🤖 AI Summary
This work addresses the lack of end-to-end open-source solutions for spoken dialogue state tracking (DST). We propose the first fully open-source, end-to-end spoken DST framework built exclusively on open models and data. Methodologically, we design a lightweight representation alignment module to bridge the latent spaces of the WavLM-large speech encoder and the OLMo-1B or Gemma-2-9B-instruct language model; incorporate LoRA-based efficient fine-tuning and turn-level dialogue modeling; and introduce a novel fuzzy string matching post-processing step to enhance robustness in named-entity slot value identification. On the SpokenWOZ test set, our framework achieves a joint goal accuracy (JGA) of 42.17%, establishing a new state-of-the-art—improving upon the prior best by 7.51 percentage points. Key contributions include: (1) the first end-to-end open-source spoken DST system; (2) a cross-modal speech–text representation alignment mechanism; and (3) a lightweight adaptation and post-processing paradigm tailored for spoken DST.
📝 Abstract
In this work, we approach spoken Dialogue State Tracking (DST) by bridging the representation spaces of speech encoders and LLMs via a small connector module, with a focus on fully open-sourced and open-data components (WavLM-large, OLMo).
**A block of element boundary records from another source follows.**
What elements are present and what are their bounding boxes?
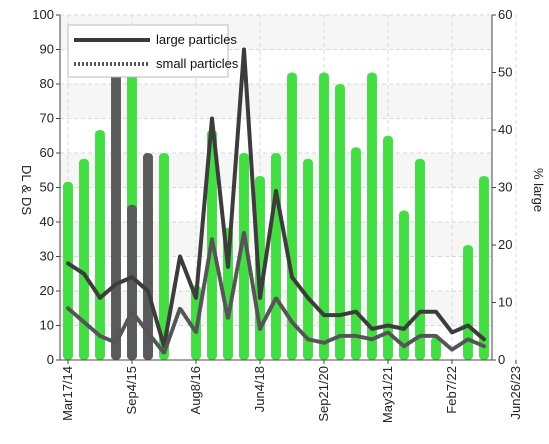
bars [63,32,489,360]
y-tick-label-right: 10 [498,295,512,310]
bar-large-percent [95,130,105,360]
bar-large-percent [367,72,377,360]
y-tick-label-left: 70 [40,111,54,126]
series-small-particles-line [66,230,486,356]
y-tick-label-left: 40 [40,214,54,229]
bar-large-percent [415,158,425,360]
y-tick-label-right: 0 [498,352,505,367]
bar-large-percent [431,337,441,360]
legend-large-label: large particles [156,32,237,47]
grid-band [60,118,492,153]
y-axis-left-title: DL & DS [19,165,34,215]
y-tick-label-left: 100 [32,7,54,22]
x-tick-label: Sep4/15 [124,366,139,414]
bar-gray [143,153,153,360]
y-tick-label-left: 30 [40,249,54,264]
legend-small-label: small particles [156,56,239,71]
bar-large-percent [351,147,361,360]
x-tick-label: May31/21 [380,366,395,423]
x-tick-label: Jun4/18 [252,366,267,412]
y-tick-label-left: 80 [40,76,54,91]
y-tick-label-left: 90 [40,42,54,57]
lines [66,47,486,356]
y-tick-label-right: 50 [498,65,512,80]
bar-large-percent [463,245,473,360]
x-tick-label: Aug8/16 [188,366,203,414]
y-tick-label-left: 60 [40,145,54,160]
y-tick-label-right: 20 [498,237,512,252]
series-large-particles-line [66,47,486,349]
bar-large-percent [399,210,409,360]
grid-band [60,84,492,119]
legend-box [67,24,229,78]
y-tick-label-left: 0 [47,352,54,367]
bar-gray [127,204,137,360]
bar-large-percent [335,84,345,360]
bar-gray [111,32,121,360]
x-tick-label: Feb7/22 [444,366,459,414]
bar-large-percent [239,153,249,360]
bar-large-percent [63,181,73,360]
legend: large particles small particles [67,24,239,78]
bar-large-percent [271,153,281,360]
y-tick-label-left: 20 [40,283,54,298]
bar-large-percent [303,158,313,360]
x-tick-label: Mar17/14 [60,366,75,421]
y-axis-right-title: % large [531,168,546,212]
bar-large-percent [287,72,297,360]
y-tick-label-right: 30 [498,180,512,195]
bar-large-percent [79,158,89,360]
axes: 0 10 20 30 40 50 60 70 80 90 100 0 10 20 30 40 50 60 Mar17… [32,7,523,423]
bar-large-percent [383,135,393,360]
bar-large-percent [159,153,169,360]
y-tick-label-right: 60 [498,7,512,22]
y-tick-label-right: 40 [498,122,512,137]
y-tick-label-left: 10 [40,318,54,333]
x-tick-label: Jun26/23 [508,366,523,420]
y-tick-label-left: 50 [40,180,54,195]
bar-large-percent [479,176,489,360]
x-tick-label: Sep21/20 [316,366,331,422]
bar-large-percent [319,72,329,360]
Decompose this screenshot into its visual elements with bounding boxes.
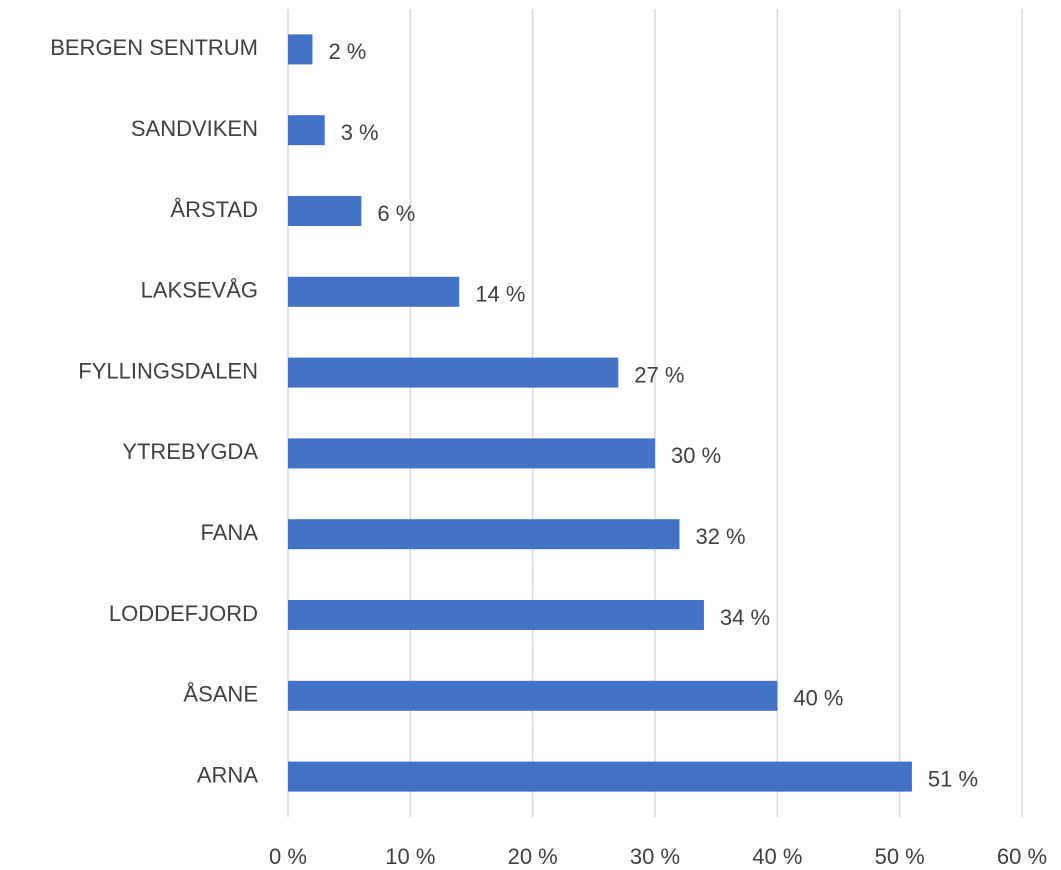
bar <box>288 761 912 792</box>
x-tick-label: 20 % <box>508 844 558 869</box>
bar <box>288 519 680 550</box>
data-label: 40 % <box>793 686 843 711</box>
x-tick-label: 50 % <box>875 844 925 869</box>
x-tick-label: 10 % <box>385 844 435 869</box>
data-label: 51 % <box>928 766 978 791</box>
y-tick-label: SANDVIKEN <box>131 116 258 141</box>
bar <box>288 357 619 388</box>
bar <box>288 438 655 469</box>
y-tick-label: FYLLINGSDALEN <box>78 358 258 383</box>
y-tick-label: BERGEN SENTRUM <box>50 35 258 60</box>
x-tick-label: 30 % <box>630 844 680 869</box>
y-tick-label: LODDEFJORD <box>109 601 258 626</box>
x-tick-label: 0 % <box>269 844 307 869</box>
y-tick-label: YTREBYGDA <box>122 439 258 464</box>
data-label: 30 % <box>671 443 721 468</box>
x-tick-label: 60 % <box>997 844 1047 869</box>
x-tick-label: 40 % <box>752 844 802 869</box>
y-tick-label: LAKSEVÅG <box>141 278 258 303</box>
bar <box>288 600 704 630</box>
data-label: 3 % <box>341 120 379 145</box>
data-label: 27 % <box>634 362 684 387</box>
y-tick-label: ÅRSTAD <box>170 197 258 222</box>
data-label: 34 % <box>720 605 770 630</box>
bar <box>288 196 362 226</box>
bar <box>288 276 460 307</box>
y-tick-label: FANA <box>201 520 259 545</box>
bar <box>288 680 778 711</box>
data-label: 6 % <box>377 201 415 226</box>
y-tick-label: ARNA <box>197 762 258 787</box>
bar <box>288 34 313 65</box>
bar <box>288 115 325 146</box>
y-tick-label: ÅSANE <box>183 682 258 707</box>
data-label: 14 % <box>475 282 525 307</box>
data-label: 32 % <box>695 524 745 549</box>
data-label: 2 % <box>328 39 366 64</box>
We focus on ablating different aspects of such systems including full/LoRA adapter fine-tuning, the effect of agent turns in the dialogue history, as well as fuzzy matching-based output post-processing, which greatly improves performance of our systems on named entities in the dialogue slot values. We conduct our experiments on the SpokenWOZ dataset, and additionally utilize the Speech-Aware MultiWOZ dataset to augment our training data. Ultimately, our best-performing WavLM + connector + OLMo-1B aligned models achieve state of the art on the SpokenWOZ test set (34.66% JGA), and our system with Gemma-2-9B-instruct further surpasses this result, reaching 42.17% JGA on SpokenWOZ test.